It's hard to believe that it's been a year since my last birthday post. For the third year in a row, I've written a blogpost for my birthday, and it is slowly starting to feel like a tradition. I love taking time to reflect on my last age, what it was like, and my desires for the new age. I deeply hope to be able to sustain this for many years to come.
Last year, I summed up my desire for thirty-one with this quote by Maya Angelou:
“To have the courage to be the human being that I can be and to encourage people to be the people they can be. To try to be no one’s enemy/foe, to refuse to be anyone’s victim, and to be a friend to all human beings.”
At the time I wrote it, I wasn’t clear on what exactly it would translate to for me, however looking back at the last 365 days, I can say for sure that it was my most courageous year yet.
During the last year, I challenged myself to several new things - from solo trips filled with lots of adventures to starting a podcast and many more. I did all of these despite my fears, but finding the courage to do them yielded me experiences and memories that will last me a lifetime. Looking back now, I guess it is safe to say the quote served me and it would certainly remain one of my guiding principles for many years to come.
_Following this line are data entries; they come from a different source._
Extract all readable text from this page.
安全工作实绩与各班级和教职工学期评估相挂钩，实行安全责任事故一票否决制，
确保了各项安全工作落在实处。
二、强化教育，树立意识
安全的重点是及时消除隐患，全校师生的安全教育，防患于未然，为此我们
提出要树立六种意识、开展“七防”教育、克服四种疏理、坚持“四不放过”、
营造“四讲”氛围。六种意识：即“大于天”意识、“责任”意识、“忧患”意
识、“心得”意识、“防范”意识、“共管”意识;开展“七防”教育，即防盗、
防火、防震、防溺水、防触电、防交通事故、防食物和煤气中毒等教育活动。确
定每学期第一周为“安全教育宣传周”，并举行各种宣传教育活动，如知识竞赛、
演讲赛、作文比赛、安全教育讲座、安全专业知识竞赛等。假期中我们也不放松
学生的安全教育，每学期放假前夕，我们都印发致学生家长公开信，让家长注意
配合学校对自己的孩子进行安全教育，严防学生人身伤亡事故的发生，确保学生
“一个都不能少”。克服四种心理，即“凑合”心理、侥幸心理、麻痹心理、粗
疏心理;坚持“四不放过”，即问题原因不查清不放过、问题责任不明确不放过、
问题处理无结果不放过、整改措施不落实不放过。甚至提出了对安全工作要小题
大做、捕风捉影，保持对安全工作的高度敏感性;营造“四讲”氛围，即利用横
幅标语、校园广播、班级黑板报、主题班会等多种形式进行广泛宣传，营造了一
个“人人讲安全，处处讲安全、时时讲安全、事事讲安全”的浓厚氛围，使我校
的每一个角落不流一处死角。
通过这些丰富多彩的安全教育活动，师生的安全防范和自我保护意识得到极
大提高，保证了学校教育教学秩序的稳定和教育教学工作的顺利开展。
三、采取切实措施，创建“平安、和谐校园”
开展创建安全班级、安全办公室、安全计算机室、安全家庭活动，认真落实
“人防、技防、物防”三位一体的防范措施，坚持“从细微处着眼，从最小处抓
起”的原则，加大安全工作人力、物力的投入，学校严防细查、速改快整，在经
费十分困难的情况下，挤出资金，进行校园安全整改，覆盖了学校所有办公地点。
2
The last year was not without its challenges, but in the words of Maya Angelou:
" I’ve had clouds but I have had so many rainbows in my clouds”
My rainbows are represented by my faith, the gift of life that I am blessed with, the love I receive from my family, friends and everyone who has ever shown me kindness, and all the good things that are happening in my life and for those I love. It continues to be one of my greatest desires to always try to be the rainbow in other people's clouds - to be a reason why things suck less, like many people have been for me.
I would sum up the year thirty-one by saying it was filled with love, self-discovery, adventures, and continuous personal growth. It was certainly a great year and I hope to never lose the sense of wonder that I tapped into this year!
As I reflect on the new year, I only have one wish for this new age, and as I write this, I am putting it out into the universe as a silent prayer. Throughout this year, I hope to find the courage to step out in faith and to let faith lead me over fear to what I desire.
My guiding principle for age thirty-two is this quote by Patrick Overton:
“When you walk to the edge of all the light you have and take that first step into the darkness of the unknown, you must believe that one of two things will happen. There will be something solid for you to stand upon or you will be taught to fly.”
Here is hoping I always find the strength to step out in faith even when the journey is unknown and to have faith that as always - the universe will rise up to meet me.
Hello Thirty-Two!
Happy Birthday to Me ❤️
Happy birthday Nife. Wishing you many happy returns.
Happy Birthday Sis, enjoy your best year yet!